Gold fails to hold gains despite falling US Treasury yields and softer DXY.
Trump’s refusal to lift China tariffs without concessions sours market mood.
Traders brace for heavy US data week including GDP, ISM and Nonfarm Payrolls.
Gold price made a U-turn and erased Thursday’s gains, falling below the $3,300 mark as the Greenback remained bid and Bullion failed to capitalize on falling US Treasury yields. A de-escalation of the trade war between the US and China sponsored a leg-down in the precious metal, which exchanged hands at $3,294, losing over 1.60%.
Markets remain volatile as sentiment swings between risk-on and risk-off due to comments made by US President Donald Trump. Earlier, Bloomberg revealed that China wants to exempt some US products from tariffs. Traders reacted positively to the news, but later Trump said he “won’t remove China tariffs unless they give us something.”
Sentiment went sour, and even though the Greenback paired some of its gains with the US Dollar Index (DXY) edging down, it remains up 0.23% at 99.51. This prevents Gold from recovering some ground, and it seems traders were caught off guard after booking profits ahead of the weekend.
US Consumer Sentiment worsened in April, according to the University of Michigan (UoM), which reported the fourth lowest reading since the late 1970s.
Next week, traders are eyeing the release of the US JOLTS report for March, the first reading of Q1 2025 Gross Domestic Product (GDP), the ISM Manufacturing PMI, and April’s Nonfarm Payrolls figures.

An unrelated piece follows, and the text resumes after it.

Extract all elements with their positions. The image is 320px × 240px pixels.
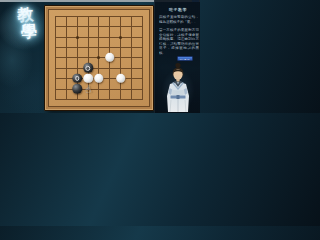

Regarding the chances of the Fed reducing interest rates at the upcoming meeting, traders see a 92% chance of keeping them unchanged, according to Prime Market Terminal. Nevertheless, traders expect the fed funds rate to end the year at 3.45%, equal to 86 basis points of easing (bps).
Source: Prime Market Terminal
Daily digest market movers: Gold price falls as the Greenback stages a comeback
The yield on the US 10-year Treasury note has dropped five basis points, reaching 4.266%.
US real yields collapsed four and a half bps to 1.968%, as shown by the US 10-year Treasury Inflation-Protected Securities yields.
The University of Michigan (UoM) Consumer Sentiment in April dipped from 57 to 52. Consumers’ inflation expectations for one year rose from 5% to 6.5% and a five-year increase of 4.4% from 4.1%.
On Thursday, Cleveland Fed President Beth Hammack stated the Fed could act as soon as June if the data supports it but emphasized that uncertainty is weighing on business planning.
XAU/USD technical outlook: Remains bullish but poised to test $3,200
Gold’s uptrend remains intact, though the precious metal drifts below $3,300 due to buyers' lack of commitment to pushing prices above $3,400. Also, the Relative Strength Index (RSI) shows buyers’ momentum is fading. This clears the path for sellers to push XAU/USD lower.
The first support would be $3,250. A breach of the latter will expose the April 3 peak of $3,167 and the 50-day Simple Moving Average (SMA) at $3,041.
Conversely, if buyers reclaim $3,300, the next key resistance would be the April 22 high of $3,386 to prevent sellers from dragging down prices. The next key resistance level would be $3,400, followed by the $3,450 and the $3,500 figures.